Ketika tiba masa empat imam fiqh dan setiap imam membuat dasar-dasar istimbat hukum masing-masing dalam mazhabnya serta bebagai peristiwa semakin banyak dan persoalan-persoalan pun menjadi bercabang-cabang; maka semakin bertambah pula aspek-aspek perbedaan pendapat dalam memahami ayat, hal ini disebabkan perbedaan segi dalalahnya, bukan karena fanatisme terhadap suatu mazhab, melainkan karena setiap ahli fiqih berpegang pada apa yang dipandangnya benar. Karena itu ia tidak memandang dirinya hina jika ia mengetahui kebenaran pada pihak lain, untuk merujuk kepadanya.[2]
Keadaan tetap berjalan demikian sampai datanglah masa taklid dan fanatisme mazhab. Maka pada masa ini aktifitas para pengikut imam hanya terfokus pada penjelasan dan pembelaan mazhab mereka sekalipun untuk ini mereka harus membawa ayat-ayat Quran kepada makna yang lemah dan jauh. Dan sebagai akibatnya maka muncullah “tafsir fiqih” yang khusus membahas ayat-ayat hukum dalam Quran. Di dalamnya fanatisme mazhab terkadang menjadi semakin memuncak dan terkadang pula mereda.[3]

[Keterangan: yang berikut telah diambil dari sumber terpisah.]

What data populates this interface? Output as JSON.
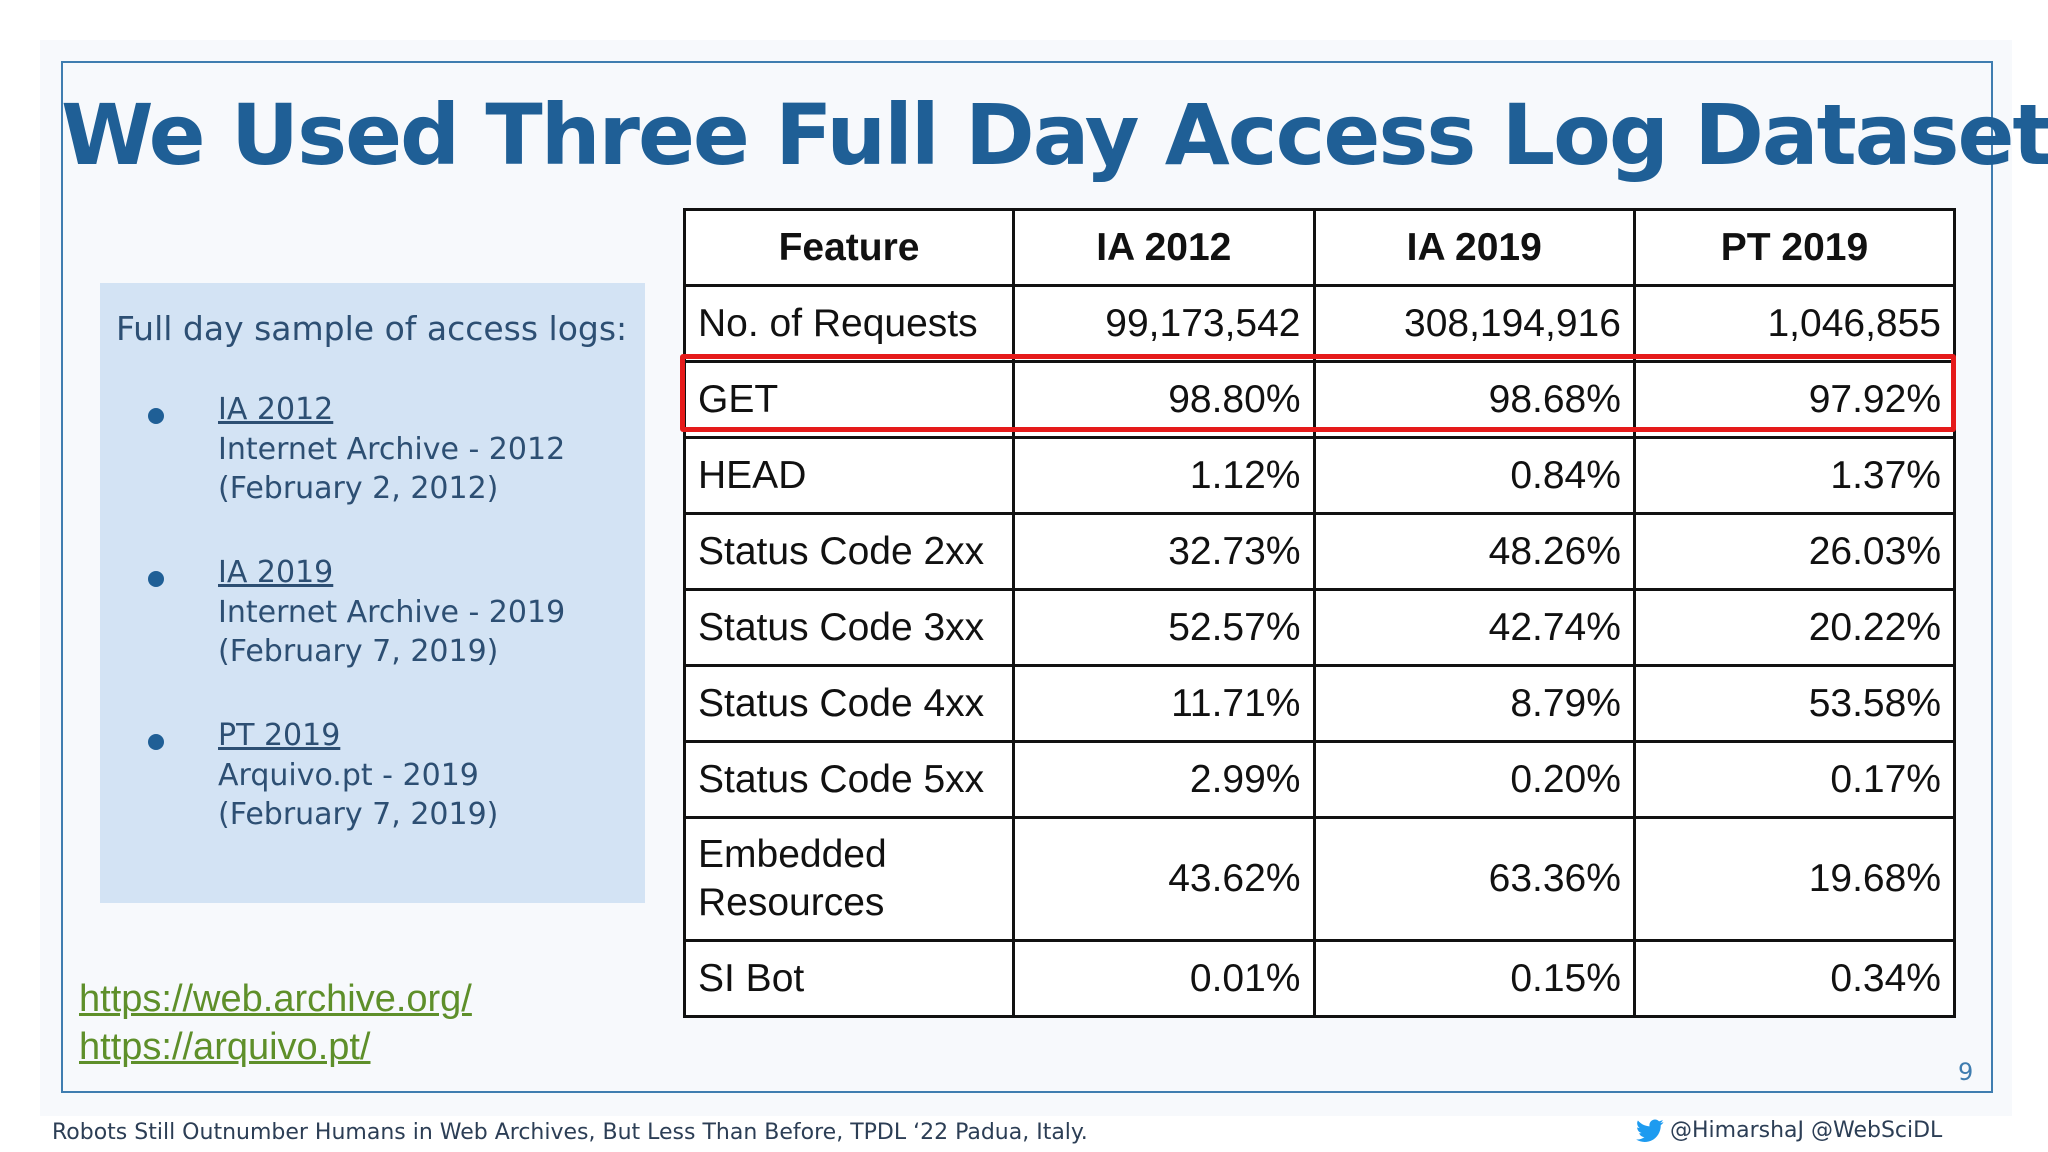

          C.     Pengaruh Perbedaan Mazhab Fiqh Dalam Penafsiran
Sebagaimana mafhum bahwa Al-Qur’an adalah kitabullah yang mengandung hukum-hukum syariat yang diturunkan kepada Rasulullah Shalallahu Alaihi Wasalam. Di antara hukum-hukum syariat tersebut adalah hukum-hukum yang berhubungan dengan ibadah dan muamalah, kedua ruang lingkup hidup tersebut saat ini dikenal dengan istilah fiqh. Pada masa Rasulullah masih hidup, setiap muncul permasalahan keagamaan (fiqh) akan langsung disampaikan kepada beliau, selain itu juga pemahaman para shahabat terhadap bahasa Arab menjadikan permasalahan yang muncul tidak banyak.
Namun setelah beliau wafat permasalahan yang berkenaan dengan hukum-hukum fiqh Islam bermunculan, walaupun ada ijma bahwa segala sesuatu dikemablikan kepada Al-Quran dan Al-Hadits, namun beberapa permasalahan sering kali tidak ditemukan pada keduanya. Dari sinilah muncul tantangan baru bagaimana memahami fiqh Islam dengan pendekatan yang lain, yaitu keahlian mujtahid untuk menggali hukum-hukum dari Al-Qur’an sebagai kitab suci umat Islam dan kepada sunnah RasulNya. Pendekatan yang dilakukan ini disebut dengan ijtihad, yaitu upaya untuk menggali hukum-hukum dari Al-Qur’an dan Al-hadits dengan kekuatan akal dan hati.[4]
Karena ijtihad menjadi jalan keluar maka bermunculanlah para ulama yang berijtihad sesuai dengan ilmu yang dimilikinya. Sehingga bermunculanlah berbagai pendapat yang berbeda. Perbedaan sendiri telah terjadi sejak pada masa para sahabat Nabi. Situasi ini terus berkembang hingga munculnya empat ulama madzhab yang menjadi patokan umum dalam mengambil keputusan hukum oleh sebagian umat Islam. Mereka adalah Imam Hanafi, Imam Syafi’i, imam Maliki.
Dengan berkembangnya pendapat-pendapat madzhab tersebut maka berkembang pula corak penafsiran yang sesuai dengan madzhabnya masing-masing. Sehingga muncul tafsir Al-Qur’an dengan corak fiqhi madzhab Hanafi, Syafi’i, Maliki dan Hanbali.
                               

      D.    Karakteristik
Sebagaiman yang telah kita ketahui bahwa tafsir Fiqh adalah tafsir yang membahas tentang hukum-hukum dalam Islam. Maka, karakteristik dari tafsir Fiqh ini adalah memfokuskan perhatian kepada aspek hukum fiqh. Karena itu para mufasir corak fiqhi akan selalu menafsirkan setiap ayat Al-Qur’an yang berkaitan dengan masalah-masalah hukum Islam. Para mufasir akan banyak menafsirkan ayat-ayat ahkam, yaitu ayat-ayat yang berkaitan dengan hukum Islam dalam Al-Qur’an.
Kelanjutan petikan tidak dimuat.